All secondary school leavers in England will be taught how to administer CPR, the purpose of defibrillators and how to give basic treatment for common injuries.

Damian Hinds, the education secretary, said of the move: “On arriving at university I was struck that the American students I met knew how to do CPR, and I didn’t have a clue. As a father I want my children to have the knowledge and skills they need to keep themselves safe and help others, and, as education secretary, I want that for every child.

“Learning the basic skills of first aid and techniques like CPR will give young people the confidence to know that they can step in to help someone else in need, and in the most extreme cases it could potentially save a life.”
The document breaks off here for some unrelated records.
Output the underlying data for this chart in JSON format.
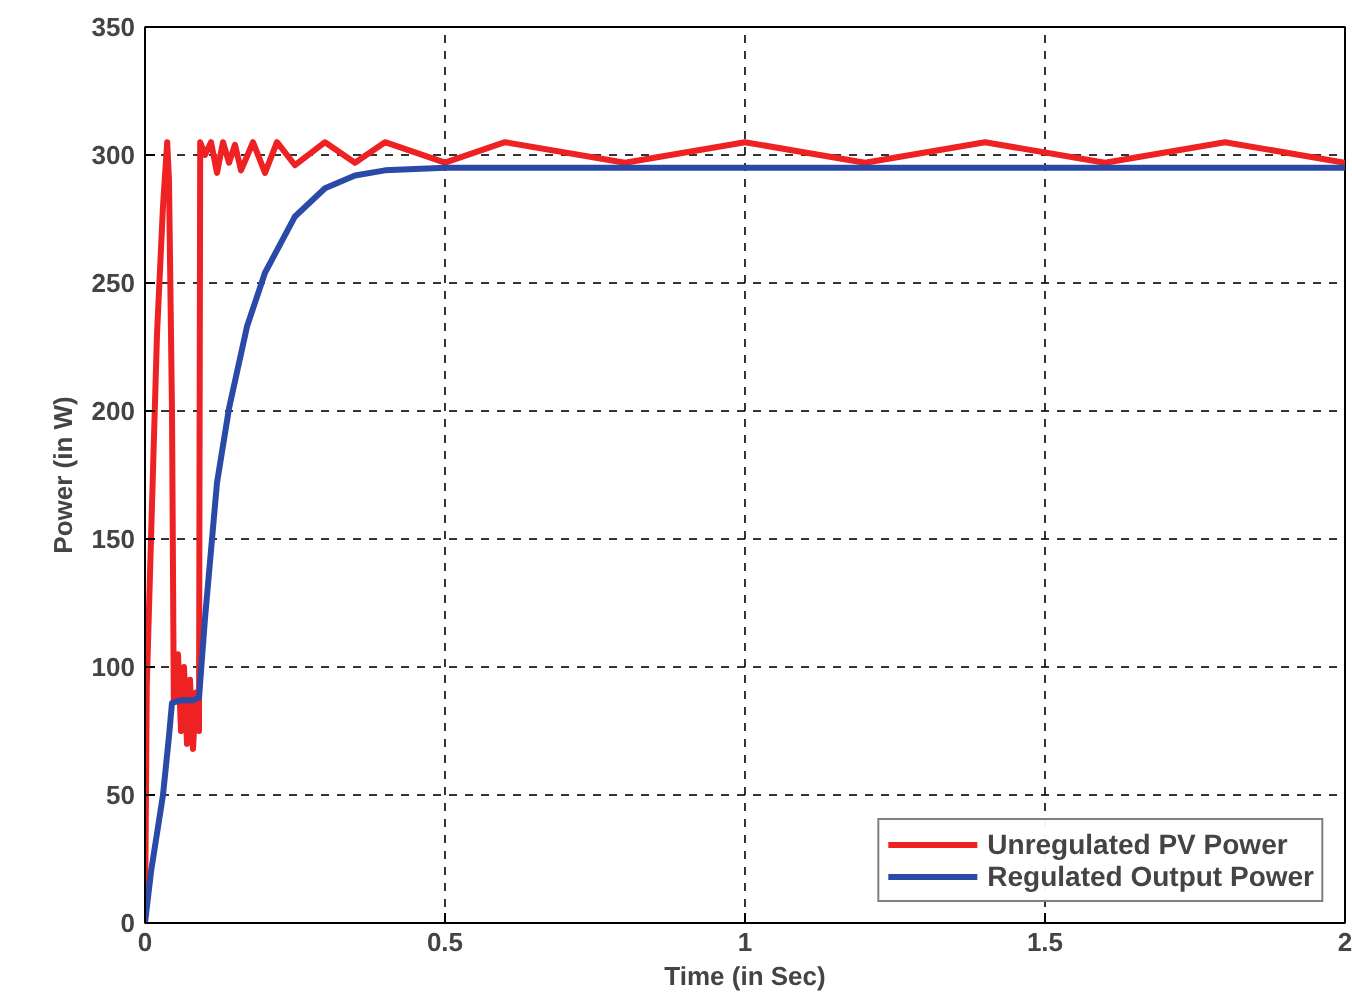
{
  "chart_data": {
    "type": "line",
    "xlabel": "Time (in Sec)",
    "ylabel": "Power (in W)",
    "xlim": [
      0,
      2
    ],
    "ylim": [
      0,
      350
    ],
    "xticks": [
      0,
      0.5,
      1,
      1.5,
      2
    ],
    "yticks": [
      0,
      50,
      100,
      150,
      200,
      250,
      300,
      350
    ],
    "grid": true,
    "legend": "bottom right",
    "line_style": "solid",
    "marker": "none",
    "series": [
      {
        "name": "Unregulated PV Power",
        "color": "#ee2222",
        "x": [
          0,
          0.003,
          0.01,
          0.02,
          0.03,
          0.037,
          0.04,
          0.045,
          0.048,
          0.055,
          0.06,
          0.065,
          0.07,
          0.075,
          0.08,
          0.085,
          0.09,
          0.092,
          0.1,
          0.11,
          0.12,
          0.13,
          0.14,
          0.15,
          0.16,
          0.18,
          0.2,
          0.22,
          0.25,
          0.3,
          0.35,
          0.4,
          0.5,
          0.6,
          0.8,
          1.0,
          1.2,
          1.4,
          1.6,
          1.8,
          2.0
        ],
        "values": [
          0,
          93,
          150,
          230,
          280,
          305,
          290,
          200,
          87,
          105,
          75,
          100,
          70,
          95,
          68,
          90,
          75,
          305,
          300,
          305,
          293,
          305,
          297,
          304,
          294,
          305,
          293,
          305,
          296,
          305,
          297,
          305,
          297,
          305,
          297,
          305,
          297,
          305,
          297,
          305,
          297
        ]
      },
      {
        "name": "Regulated Output Power",
        "color": "#2a4aa8",
        "x": [
          0,
          0.01,
          0.02,
          0.03,
          0.04,
          0.045,
          0.06,
          0.08,
          0.09,
          0.1,
          0.12,
          0.14,
          0.17,
          0.2,
          0.25,
          0.3,
          0.35,
          0.4,
          0.5,
          0.75,
          1.0,
          1.5,
          2.0
        ],
        "values": [
          0,
          20,
          35,
          50,
          73,
          86,
          87,
          87,
          88,
          119,
          172,
          201,
          233,
          254,
          276,
          287,
          292,
          294,
          295,
          295,
          295,
          295,
          295
        ]
      }
    ]
  }
}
In countries that teach CPR in schools, cardiac arrest survival rates are more than double those of Britain.

“There are 30,000 out-of-hospital cardiac arrests every year, and each day people needlessly die because bystanders don’t have the confidence or knowledge to perform CPR and defibrillation."

The British Heart Foundation has said introducing this training in schools could help improve on this - currently in the UK, less than 10% of people who have cardiac arrests while not in hospital survive the incident.

The plan - due to be rolled out in 2020 - is part of the Department for Education’s proposals to improve health, sex and relationships teaching.

Simon Gillespie, chief executive of the BHF, said: “The Department for Education’s plans to introduce CPR on to the curriculum is a decisive moment in the battle to improve cardiac arrest survival rates, following years of campaigning by the BHF and others.

“There are 30,000 out-of-hospital cardiac arrests every year, and each day people needlessly die because bystanders don’t have the confidence or knowledge to perform CPR and defibrillation.

“This is why all schoolchildren should be given the opportunity to learn these skills. Introducing CPR lessons into health education in all state-funded secondary schools is a significant step that promises to improve the odds of survival for countless people.”